France recalled its ambassador to Turkey on Sunday in response to Erdogan's comments.
"President Erdogan's comments are unacceptable. Excess and rudeness are not a method," an Élysée Palace official told Agence France-Presse. "We demand that Erdogan change the course of his policy because it is dangerous in every respect."
Meanwhile, a number of Muslim-majority countries have also seen their citizens start boycotting French-made products.
France said Sunday that boycotts in places like Kuwait, Jordan, and Qatar were "baseless" and "pushed by a radical minority."
Macron's history on Islam
Macron's rhetoric about Islam has angered many Muslim leaders, but it is not the first time the French president has announced his intention to regulate and scrutinize the faith.
In 2018, Macron said that Arab states were influencing Muslims in France through the funding of mosques and clerics.
Secularism — or the delineation of religion and the state — has been enshrined in the French constitution since 1905. Macron now wants to strengthen measures that would ensure that.

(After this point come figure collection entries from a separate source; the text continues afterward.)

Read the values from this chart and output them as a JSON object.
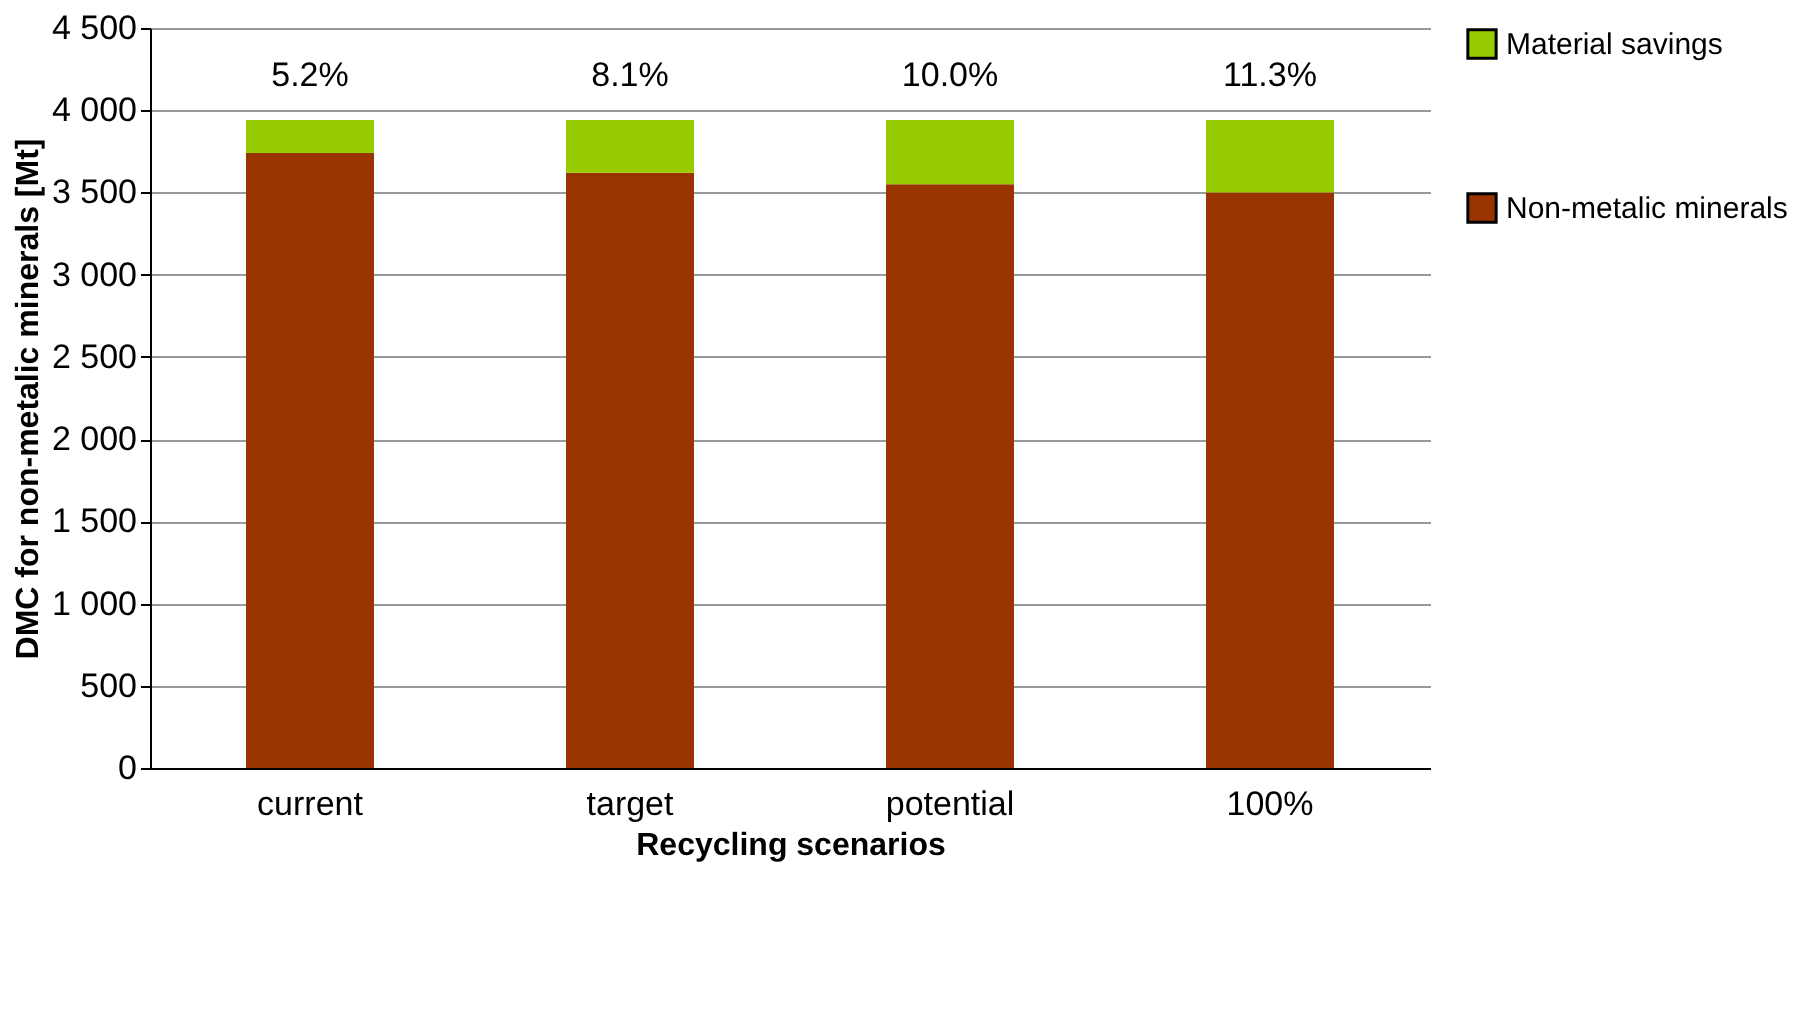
{
  "chart_data": {
    "type": "bar",
    "stacked": true,
    "xlabel": "Recycling scenarios",
    "ylabel": "DMC for non-metalic minerals [Mt]",
    "categories": [
      "current",
      "target",
      "potential",
      "100%"
    ],
    "series": [
      {
        "name": "Non-metalic minerals",
        "color": "#993300",
        "values": [
          3740,
          3620,
          3550,
          3500
        ]
      },
      {
        "name": "Material savings",
        "color": "#99cc00",
        "values": [
          200,
          320,
          390,
          440
        ]
      }
    ],
    "ylim": [
      0,
      4500
    ],
    "yticks": [
      0,
      500,
      {
        "value": 1000,
        "label": "1 000"
      },
      {
        "value": 1500,
        "label": "1 500"
      },
      {
        "value": 2000,
        "label": "2 000"
      },
      {
        "value": 2500,
        "label": "2 500"
      },
      {
        "value": 3000,
        "label": "3 000"
      },
      {
        "value": 3500,
        "label": "3 500"
      },
      {
        "value": 4000,
        "label": "4 000"
      },
      {
        "value": 4500,
        "label": "4 500"
      }
    ],
    "annotations": [
      "5.2%",
      "8.1%",
      "10.0%",
      "11.3%"
    ],
    "grid": "y",
    "legend": "right"
  }
}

He said last week that he wants "an Islam in France that can be an Islam of the Enlightenment," which will stop "repeated deviations from the values of the republic and which often result in the creation of a counter-society."
As part of the new law, the French government will have the power to regulate how mosques are funded and train their clerics, and could even dissolve dozens of Muslim associations if they promote hatred, The Washington Post reported.
On Sunday Imran Khan, the prime minister of Pakistan — the world's second-largest Muslim-majority nation — said Macron was "attacking Islam, clearly without having any understanding of it," Reuters reported.